Bookkeeping is one aspect of accounting that refers to record-keeping. It involves the recording of all financial transactions and relevant activities of a business.
Small businesses can benefit from having in place a comprehensive bookkeeping plan that takes into account all features and influencing factors in the company.
Let’s review several more aspects of basic bookkeeping and how they relate to your business.
- Preparation of source documents for operations, financial transactions, and other events. This also involves checking cash on hand, incoming and outgoing payments, and recording customer billings.
- Analysis and entry of transactions and financial effects (is the business better off, worse off, etc.), recording customer payments, updating payroll file, and balancing checkbook, among others.
- Making entries of financial reports and other effects into journals with accompanying references to source documents.
- Perform end-of-period procedures — this covers different periods such as daily, weekly, monthly, quarterly, and annual bookkeeping.
In basic bookkeeping, accounting begins with deciding whether or not the company’s books will be managed through accrual or cash accounting.
Accrual accounting transactions are recorded when they happen, even if the client hasn’t paid for the product or service.
For instance, if your company performs a service in September and bills a client for it, it is recorded in “accounts receivables.”
Cash accounting, on the other hand, is exactly the opposite, and transactions are only recorded after cash has been exchanged.
Accrual accounting necessitates that businesses perform double-entry bookkeeping because transactions are recorded when bills are sent and again after payment is received.
Under a cash accounting system, these transactions would never appear on the books until the client clears payment.
Basic Bookkeeping Needs: Software and Spreadsheets
All accounting procedures assist in tracking cash flow of income and expenses, calculate tax payments, manage payroll, and to produce financial reports. Successful bookkeeping requires a certain level of accuracy and good attention to detail.
Not many companies are successful at managing the books by using basic spreadsheets alone. This method of bookkeeping can work for small businesses and startups; however, it proves impractical once the business grows larger.
As your company grows, it will be necessary to use specialty accounting software in place of spreadsheets. Your choices include cloud-based solutions and desktop applications.
Choose accounting software based on the size and nature of your business, and keep an eye on the growth pattern. Most accounting apps will allow one-time payment and subscription-based services depending on your needs; and mobile versions are available.
You can start with a free trial to get a feel of the software and to see whether it captures your accounting details and fits in with your company.
We recommend GnuCash for those looking to try out a free downloadable program to track expenses, income, stocks, and bank accounts.
WaveAccounting is a popular accounting service, albeit cloud-based.

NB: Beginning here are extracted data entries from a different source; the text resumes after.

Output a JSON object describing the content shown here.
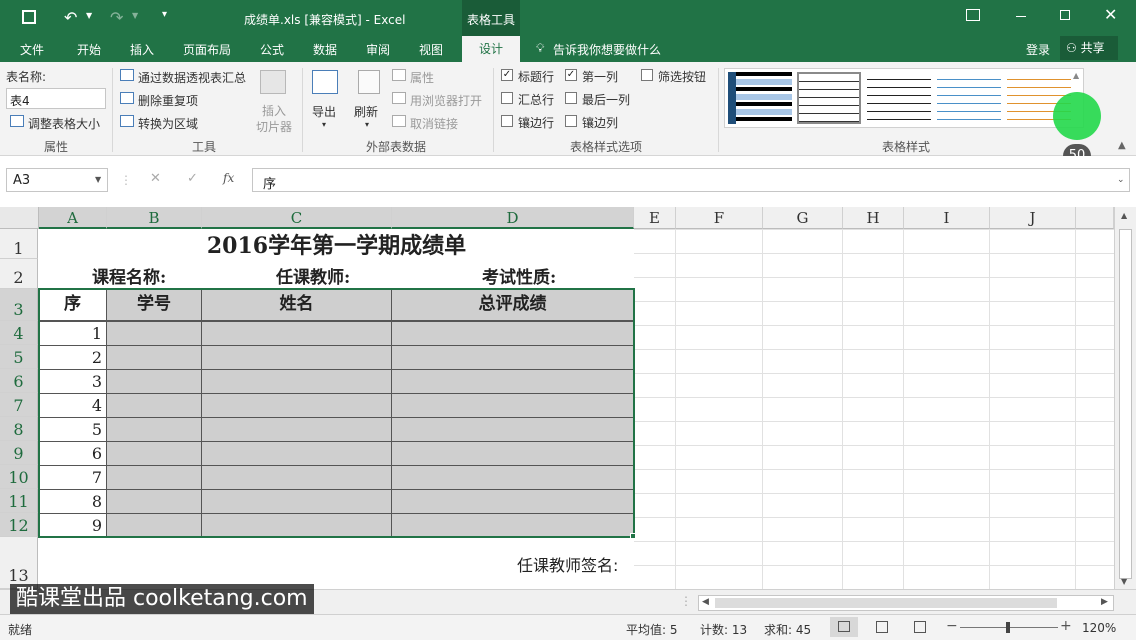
{
  "window": {
    "title": "成绩单.xls  [兼容模式] - Excel",
    "context_tab": "表格工具"
  },
  "tabs": [
    "文件",
    "开始",
    "插入",
    "页面布局",
    "公式",
    "数据",
    "审阅",
    "视图",
    "设计"
  ],
  "tell_me": "告诉我你想要做什么",
  "login": "登录",
  "share": "共享",
  "ribbon": {
    "props": {
      "name_label": "表名称:",
      "name_value": "表4",
      "resize": "调整表格大小",
      "group": "属性"
    },
    "tools": {
      "pivot": "通过数据透视表汇总",
      "dedupe": "删除重复项",
      "convert": "转换为区域",
      "slicer1": "插入",
      "slicer2": "切片器",
      "group": "工具"
    },
    "external": {
      "export": "导出",
      "refresh": "刷新",
      "properties": "属性",
      "browser": "用浏览器打开",
      "unlink": "取消链接",
      "group": "外部表数据"
    },
    "options": {
      "header_row": "标题行",
      "total_row": "汇总行",
      "banded_rows": "镶边行",
      "first_col": "第一列",
      "last_col": "最后一列",
      "banded_cols": "镶边列",
      "filter_btn": "筛选按钮",
      "group": "表格样式选项"
    },
    "styles": {
      "group": "表格样式"
    }
  },
  "badge": "50",
  "formula": {
    "name_box": "A3",
    "fx": "fx",
    "content": "序"
  },
  "columns": [
    "A",
    "B",
    "C",
    "D",
    "E",
    "F",
    "G",
    "H",
    "I",
    "J"
  ],
  "rows": [
    "1",
    "2",
    "3",
    "4",
    "5",
    "6",
    "7",
    "8",
    "9",
    "10",
    "11",
    "12",
    "13"
  ],
  "sheet": {
    "title": "2016学年第一学期成绩单",
    "course": "课程名称:",
    "teacher": "任课教师:",
    "exam": "考试性质:",
    "headers": [
      "序",
      "学号",
      "姓名",
      "总评成绩"
    ],
    "seq": [
      "1",
      "2",
      "3",
      "4",
      "5",
      "6",
      "7",
      "8",
      "9"
    ],
    "signature": "任课教师签名:"
  },
  "watermark": "酷课堂出品 coolketang.com",
  "status": {
    "ready": "就绪",
    "avg": "平均值: 5",
    "count": "计数: 13",
    "sum": "求和: 45",
    "zoom": "120%"
  }
}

The good thing with a cloud service is that you will be able to access all your accounting details from any location provided you have an internet connection.
The option of checking your books from your phone will give you flexibility as you move around your city and when traveling.

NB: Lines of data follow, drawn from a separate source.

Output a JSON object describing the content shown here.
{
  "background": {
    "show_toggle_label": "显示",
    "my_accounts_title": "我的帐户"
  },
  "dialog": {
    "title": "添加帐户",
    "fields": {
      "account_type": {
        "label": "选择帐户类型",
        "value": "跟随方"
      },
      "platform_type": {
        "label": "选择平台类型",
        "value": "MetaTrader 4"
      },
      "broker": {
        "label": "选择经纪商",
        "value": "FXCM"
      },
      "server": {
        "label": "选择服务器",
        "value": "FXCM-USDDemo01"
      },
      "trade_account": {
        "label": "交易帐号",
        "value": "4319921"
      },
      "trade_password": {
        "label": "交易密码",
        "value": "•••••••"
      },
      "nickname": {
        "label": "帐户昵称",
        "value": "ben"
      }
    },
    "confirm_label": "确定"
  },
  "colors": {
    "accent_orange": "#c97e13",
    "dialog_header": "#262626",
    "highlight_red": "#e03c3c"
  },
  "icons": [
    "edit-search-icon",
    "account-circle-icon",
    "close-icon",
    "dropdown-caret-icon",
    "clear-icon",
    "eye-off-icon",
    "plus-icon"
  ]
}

Here are a few tips for basic bookkeeping for small businesses.
Always plan for expenses. Note any major expenses that will likely be coming up within a couple of years and plan accordingly. Bear in mind the ups and downs of the business and how they will affect your ability to save and spend during those times.
Track expenses. Execute a plan to track your expenses so that you don’t miss out on tax write-offs and consider using business credit cards to make it easier for tracking. You can also make notes in your calendar to prepare for audits and other important events.
Record all deposits. You can use a variety of tools to keep track of your deposits including a pocket notebook and pencil, financial software, or an Excel spreadsheet.
Save money for taxes. Once you calculate what you’re going to pay, start putting money aside for it.
Monitor your invoice. Late payment can hurt your cash flow so find a way to track your billing and put a process in place to handle late billing.
Below is an infographic that can give you more ideas on how to do some basic bookkeeping for your small business.
Remember, as a business owner you need to have a solid handle on your numbers for your company to thrive. This is why successful entrepreneurs insist on having accounting procedures and following them.